Pourquoi l'inaction climatique de l'UE menace-t-elle la réindustrialisation européenne ?

Face à l’urgence climatique, l’UE hésite encore à tracer sa voie pour 2040. Sans une stratégie audacieuse, l'Europe risque de perdre emplois, innovations et indépendance énergétique.

La décennie qui s’ouvre sera décisive. En février 2025, tous les pays de l’Union européenne devront soumettre leur Contribution déterminée au niveau national (CDN) pour respecter l’Accord de Paris.
La décennie qui s’ouvre sera décisive. En février 2025, tous les pays de l’Union européenne devront soumettre leur Contribution déterminée au niveau national (CDN) pour respecter l’Accord de Paris.

En février 2024, la Commission européenne recommandait de fixer un objectif de réduction des émissions de gaz à effet de serre (GES) à -90 % d’ici 2040. Cette proposition, qui aurait pu établir un cap clair, demeure sans réponse de la part de ses 27 États membres.
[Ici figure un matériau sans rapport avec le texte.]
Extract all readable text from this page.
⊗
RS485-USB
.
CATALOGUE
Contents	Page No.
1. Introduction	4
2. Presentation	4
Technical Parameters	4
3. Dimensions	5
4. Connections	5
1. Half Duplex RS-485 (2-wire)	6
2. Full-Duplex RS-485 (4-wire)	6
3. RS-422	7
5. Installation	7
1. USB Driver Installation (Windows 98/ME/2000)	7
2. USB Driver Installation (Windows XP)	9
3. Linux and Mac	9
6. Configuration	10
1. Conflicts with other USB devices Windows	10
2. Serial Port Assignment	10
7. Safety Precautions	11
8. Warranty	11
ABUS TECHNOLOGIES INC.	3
Conséquence : un climat d’incertitude règne parmi les industriels.

Un cap incertain qui déstabilise les industries

Prenons l'exemple d'ArcelorMittal, qui a décidé de reporter son ambitieux projet d'acier décarboné à Dunkerque, un investissement de 1,8 milliard d'euros destiné à réduire ses émissions de CO2 d'un tiers d'ici 2030. Ce retard, lié à la crise de la sidérurgie européenne et à la conjoncture économique mondiale, met en péril non seulement les objectifs écologiques du groupe, mais aussi des milliers d'emplois locaux.

Le projet, qui comprenait la construction de deux fours électriques et d'une unité de réduction directe du fer, attend désormais des mesures de protection pour l’acier européen avant d’aller de l’avant.
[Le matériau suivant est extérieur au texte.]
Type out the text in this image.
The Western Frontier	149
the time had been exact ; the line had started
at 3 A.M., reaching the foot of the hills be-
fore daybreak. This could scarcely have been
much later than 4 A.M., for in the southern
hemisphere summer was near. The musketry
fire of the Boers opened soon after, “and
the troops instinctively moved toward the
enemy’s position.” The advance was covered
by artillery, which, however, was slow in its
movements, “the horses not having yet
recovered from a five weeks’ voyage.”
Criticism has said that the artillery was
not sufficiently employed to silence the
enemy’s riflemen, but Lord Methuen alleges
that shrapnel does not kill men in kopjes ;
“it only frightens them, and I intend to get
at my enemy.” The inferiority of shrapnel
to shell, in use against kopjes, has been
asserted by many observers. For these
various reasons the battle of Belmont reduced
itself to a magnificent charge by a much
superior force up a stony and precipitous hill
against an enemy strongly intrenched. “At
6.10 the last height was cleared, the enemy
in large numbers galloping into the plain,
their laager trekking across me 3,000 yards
Un autre exemple frappant concerne les projets de recyclage de batteries en France, essentiels pour l’avenir de la mobilité électrique et la transition énergétique du continent. Bien que, d’ici 2035, l’Europe pourrait recycler suffisamment de lithium pour alimenter 2,4 millions de voitures électriques et réduire sa dépendance aux importations de métaux critiques, près de la moitié des projets de recyclage sont actuellement menacés.

Ce retard, dû à un manque de clarté sur le cadre réglementaire et financier, représente un défi stratégique majeur pour l’Europe, qui pourrait manquer l’opportunité de devenir quasi-autonome en cobalt d’ici 2040 et de réduire les impacts environnementaux liés à l'extraction des métaux.
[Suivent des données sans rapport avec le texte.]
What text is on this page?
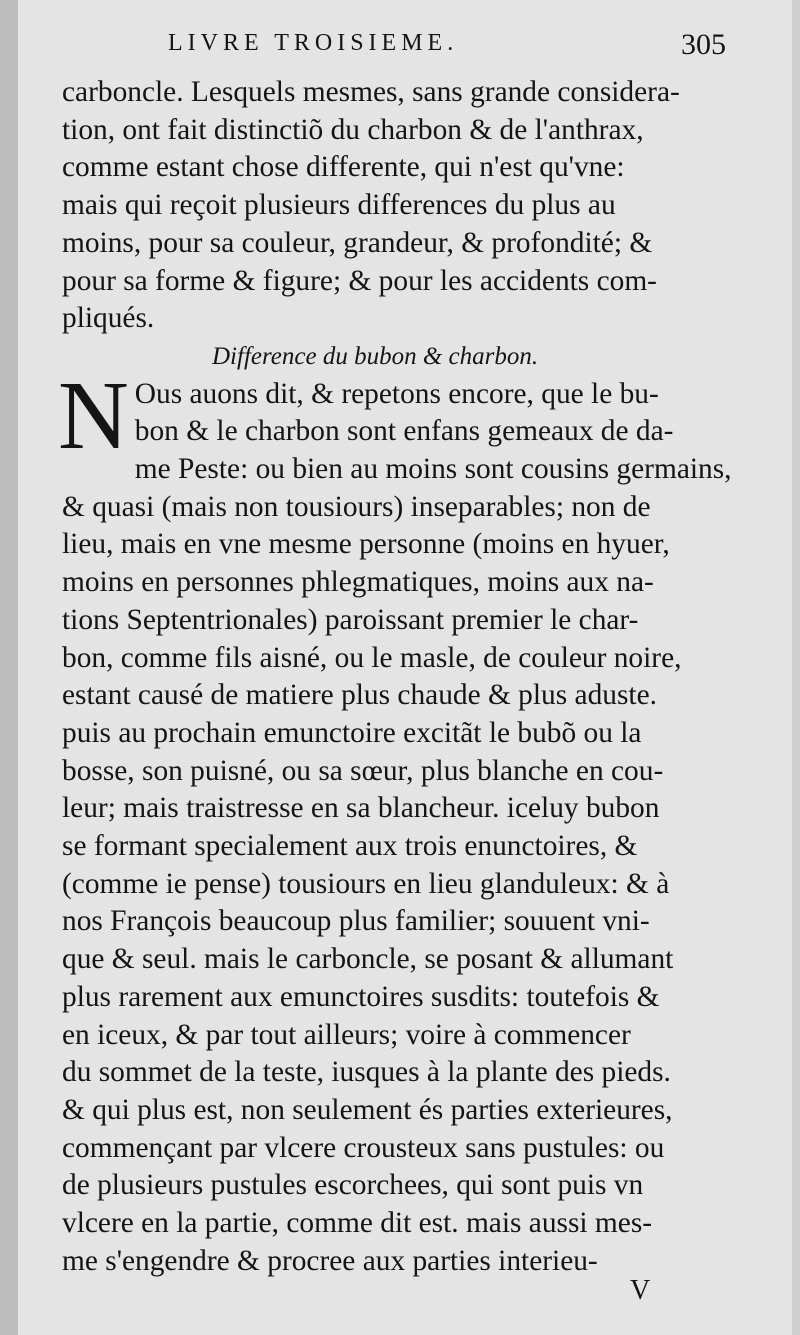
LIVRE TROISIEME.	305
carboncle. Lesquels mesmes, sans grande considera-
tion, ont fait distinctiõ du charbon & de l'anthrax,
comme estant chose differente, qui n'est qu'vne:
mais qui reçoit plusieurs differences du plus au
moins, pour sa couleur, grandeur, & profondité; &
pour sa forme & figure; & pour les accidents com-
pliqués.
Difference du bubon & charbon.
N Ous auons dit, & repetons encore, que le bu-
bon & le charbon sont enfans gemeaux de da-
me Peste: ou bien au moins sont cousins germains,
& quasi (mais non tousiours) inseparables; non de
lieu, mais en vne mesme personne (moins en hyuer,
moins en personnes phlegmatiques, moins aux na-
tions Septentrionales) paroissant premier le char-
bon, comme fils aisné, ou le masle, de couleur noire,
estant causé de matiere plus chaude & plus aduste.
puis au prochain emunctoire excitãt le bubõ ou la
bosse, son puisné, ou sa sœur, plus blanche en cou-
leur; mais traistresse en sa blancheur. iceluy bubon
se formant specialement aux trois enunctoires, &
(comme ie pense) tousiours en lieu glanduleux: & à
nos François beaucoup plus familier; souuent vni-
que & seul. mais le carboncle, se posant & allumant
plus rarement aux emunctoires susdits: toutefois &
en iceux, & par tout ailleurs; voire à commencer
du sommet de la teste, iusques à la plante des pieds.
& qui plus est, non seulement és parties exterieures,
commençant par vlcere crousteux sans pustules: ou
de plusieurs pustules escorchees, qui sont puis vn
vlcere en la partie, comme dit est. mais aussi mes-
me s'engendre & procree aux parties interieu-
V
Un potentiel immense laissé en friche

À quelques mois de la présentation d’une nouvelle stratégie industrielle européenne, le « Pacte industriel propre », la procrastination climatique de l’UE engendre une incertitude majeure et un coût colossal.

En effet, l'adoption d' un objectif ambitieux de réduction des émissions par l’UE pourrait économiser jusqu’à 2 800 milliards d’euros d’ici 2040 sur ses importations de combustibles fossiles. Aussi, une stratégie industrielle verte bien menée pourrait créer 1,6 million d’emplois supplémentaires d’ici 2035, atteignant même 2,1 millions en 2040.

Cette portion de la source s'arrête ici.